Find word in HTML - javascript

I am trying to find given word in HTML string and add a span around it.
What I am doing now is this:
function find(what:String,where:String)
{
var regexp:RegExp=new RegExp(what,'gi');
return where.replace(regexp,'<span>$&</span>');
}
It works well on words that are not inside HTML tags.
What I want is to ignore those that are inside HTML tags.
Example: find("spain")
Input:
The rain in <b class="spain">Spain</b> stays mainly in the <i data-test="Spain">plain</i>.
Output:
The rain in <b class="spain"><span>Spain</span></b> stays mainly in the <i data-test="Spain">plain</i>.
How can I achieve this, please?

To account for html tags and attributes that could match, you are going to need to parse that HTML one way or another. The easiest way is to add it to the DOM (or just to a new element):
var container = document.createElement("div");
container.style.display = "none";
document.body.appendChild(container); // this step is optional
container.innerHTML = where;
Once parsed, you can now iterate the nodes using DOM methods and find just the text nodes and search on those. Use a recursive function to walk the nodes:
function wrapWord(el, word)
{
var expr = new RegExp(word, "i");
var nodes = [].slice.call(el.childNodes, 0);
for (var i = 0; i < nodes.length; i++)
{
var node = nodes[i];
if (node.nodeType == 3) // textNode
{
var matches = node.nodeValue.match(expr);
if (matches)
{
var parts = node.nodeValue.split(expr);
for (var n = 0; n < parts.length; n++)
{
if (n)
{
var span = el.insertBefore(document.createElement("span"), node);
span.appendChild(document.createTextNode(matches[n - 1]));
}
if (parts[n])
{
el.insertBefore(document.createTextNode(parts[n]), node);
}
}
el.removeChild(node);
}
}
else
{
wrapWord(node, word);
}
}
}
Here's a working demo: http://jsfiddle.net/gilly3/J8JJm/3

You won't be able to process HTML in any reliable way using regex. Instead, parse the HTML into a DOM tree and iterate the Text nodes checking their data for content.
If you are using JavaScript in a web browser, the parsing will have already have been done for you. See this question for example wrap-word-in-span code. It's much trickier if you need to match phrases that might be split across different elements.

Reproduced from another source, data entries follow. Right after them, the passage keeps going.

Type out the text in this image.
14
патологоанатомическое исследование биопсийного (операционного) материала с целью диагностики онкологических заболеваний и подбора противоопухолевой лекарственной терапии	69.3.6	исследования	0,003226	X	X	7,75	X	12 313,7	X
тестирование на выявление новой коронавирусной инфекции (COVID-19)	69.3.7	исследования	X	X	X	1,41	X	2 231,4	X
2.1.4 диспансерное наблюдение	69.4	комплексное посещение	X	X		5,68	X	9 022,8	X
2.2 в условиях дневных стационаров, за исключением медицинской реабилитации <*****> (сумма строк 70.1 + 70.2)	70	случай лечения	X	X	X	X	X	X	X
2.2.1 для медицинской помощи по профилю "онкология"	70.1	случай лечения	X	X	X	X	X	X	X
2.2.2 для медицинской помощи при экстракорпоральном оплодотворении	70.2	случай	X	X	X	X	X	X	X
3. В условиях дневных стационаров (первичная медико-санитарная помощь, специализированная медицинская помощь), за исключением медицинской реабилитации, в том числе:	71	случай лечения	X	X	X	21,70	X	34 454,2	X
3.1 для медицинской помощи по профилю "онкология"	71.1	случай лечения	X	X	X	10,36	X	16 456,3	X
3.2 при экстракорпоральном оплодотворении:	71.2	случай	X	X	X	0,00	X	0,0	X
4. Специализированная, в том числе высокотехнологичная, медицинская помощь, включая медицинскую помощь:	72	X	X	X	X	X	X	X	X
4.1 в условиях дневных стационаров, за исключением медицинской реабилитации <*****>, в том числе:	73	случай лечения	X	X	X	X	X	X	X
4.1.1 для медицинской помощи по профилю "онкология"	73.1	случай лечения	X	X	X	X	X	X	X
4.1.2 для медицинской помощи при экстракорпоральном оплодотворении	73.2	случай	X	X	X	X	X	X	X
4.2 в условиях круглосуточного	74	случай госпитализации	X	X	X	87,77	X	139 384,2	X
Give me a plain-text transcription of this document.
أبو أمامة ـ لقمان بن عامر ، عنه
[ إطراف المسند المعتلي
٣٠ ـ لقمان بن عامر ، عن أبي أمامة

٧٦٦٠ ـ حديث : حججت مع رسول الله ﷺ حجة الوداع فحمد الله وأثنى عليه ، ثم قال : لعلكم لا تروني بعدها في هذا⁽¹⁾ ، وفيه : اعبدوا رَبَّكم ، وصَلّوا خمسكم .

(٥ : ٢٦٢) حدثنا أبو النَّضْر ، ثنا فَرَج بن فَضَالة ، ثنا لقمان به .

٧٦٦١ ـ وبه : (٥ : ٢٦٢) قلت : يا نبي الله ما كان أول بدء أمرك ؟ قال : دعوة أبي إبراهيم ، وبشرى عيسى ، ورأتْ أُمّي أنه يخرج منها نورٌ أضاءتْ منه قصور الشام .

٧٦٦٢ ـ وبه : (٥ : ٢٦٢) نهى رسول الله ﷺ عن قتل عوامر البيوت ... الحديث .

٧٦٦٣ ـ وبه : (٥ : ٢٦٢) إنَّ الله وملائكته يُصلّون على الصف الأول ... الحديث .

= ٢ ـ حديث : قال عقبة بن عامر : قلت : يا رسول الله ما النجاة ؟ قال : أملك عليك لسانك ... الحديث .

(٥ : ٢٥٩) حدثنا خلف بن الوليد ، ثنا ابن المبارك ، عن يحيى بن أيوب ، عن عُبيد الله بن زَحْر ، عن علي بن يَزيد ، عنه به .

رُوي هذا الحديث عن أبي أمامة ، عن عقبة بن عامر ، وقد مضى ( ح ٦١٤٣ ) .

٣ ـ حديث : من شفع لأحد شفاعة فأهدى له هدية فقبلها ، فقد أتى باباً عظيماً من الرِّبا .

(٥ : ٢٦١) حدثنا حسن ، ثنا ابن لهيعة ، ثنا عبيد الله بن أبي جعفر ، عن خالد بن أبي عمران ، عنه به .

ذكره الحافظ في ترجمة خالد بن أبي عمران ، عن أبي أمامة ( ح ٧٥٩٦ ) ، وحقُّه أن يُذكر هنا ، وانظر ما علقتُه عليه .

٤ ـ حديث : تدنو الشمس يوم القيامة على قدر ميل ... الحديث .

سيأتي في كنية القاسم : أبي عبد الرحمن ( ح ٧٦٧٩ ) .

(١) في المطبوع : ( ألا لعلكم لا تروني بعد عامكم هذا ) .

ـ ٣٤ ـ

function find(what:String,where:String)
{
what = what.replace(/(\[|\\|\^|\$|\.|\||\?|\*|\+|\(|\)|\{|\})/g, "\\$1")
.replace(/[^a-zA-Z0-9\s:;'"~[\]\{\}\-_+=(),.<>*\/!##$%^&|\\?]/g, "(?:&[0-9A-Za-z]{3,25};|&#[0-9]{1,10};?|[^\s<])")
.replace(/</g,"<?").replace(/>/g,">?").replace(/"/g,"(?:\"|"?)")
.replace(/\s/g, "(?:\\s| ?)");
what = "(>[^<]*|^[^<]*)(" + what + ")";
var regexp:RegExp=new RegExp(what,'gi');
return where.replace(regexp,'$1<span>$2</span>');
}
The first replace function adds a backslash before characters which have a special meaning in a RE, to prevent errors or unexpected results.
The second replace function replaces every occurrence of unknown characters in the search query by (?:&[0-9A-Za-z]{3,25};|&#[0-9]{1,10};?|[^\s<]). This RE consists of three parts: First, it tries to match a HTML entity. Second, it attempts to match a HTML numeric entity. Finally, it matches any non-whitespace character (in case the creator of the HTML document didn't properly encode the characters).
The third, fourth and fifth replace functions replaces <, > and " by the corresponding HTML entities, so that the search query will not search through tags.
The sixth replace function replaces white-space by a RE (\s| ?), which match white-space characters and the HTML entity.
The only shortcoming of this function is that undocumented special characters (such as €) match any HTML entity/character (following the example, not only € and € are valid matches, but also £ and #).
This proposed solution suits in most cases. It can be inaccurate in complex situations, which is probably not worse than a DOM iteration (which is very susceptible to memory leaks and requires more computing power).
When you work with HTML elements which have Event listeners assigned through DOM, you should iterate through all (child) elements, and apply this function to every Text node.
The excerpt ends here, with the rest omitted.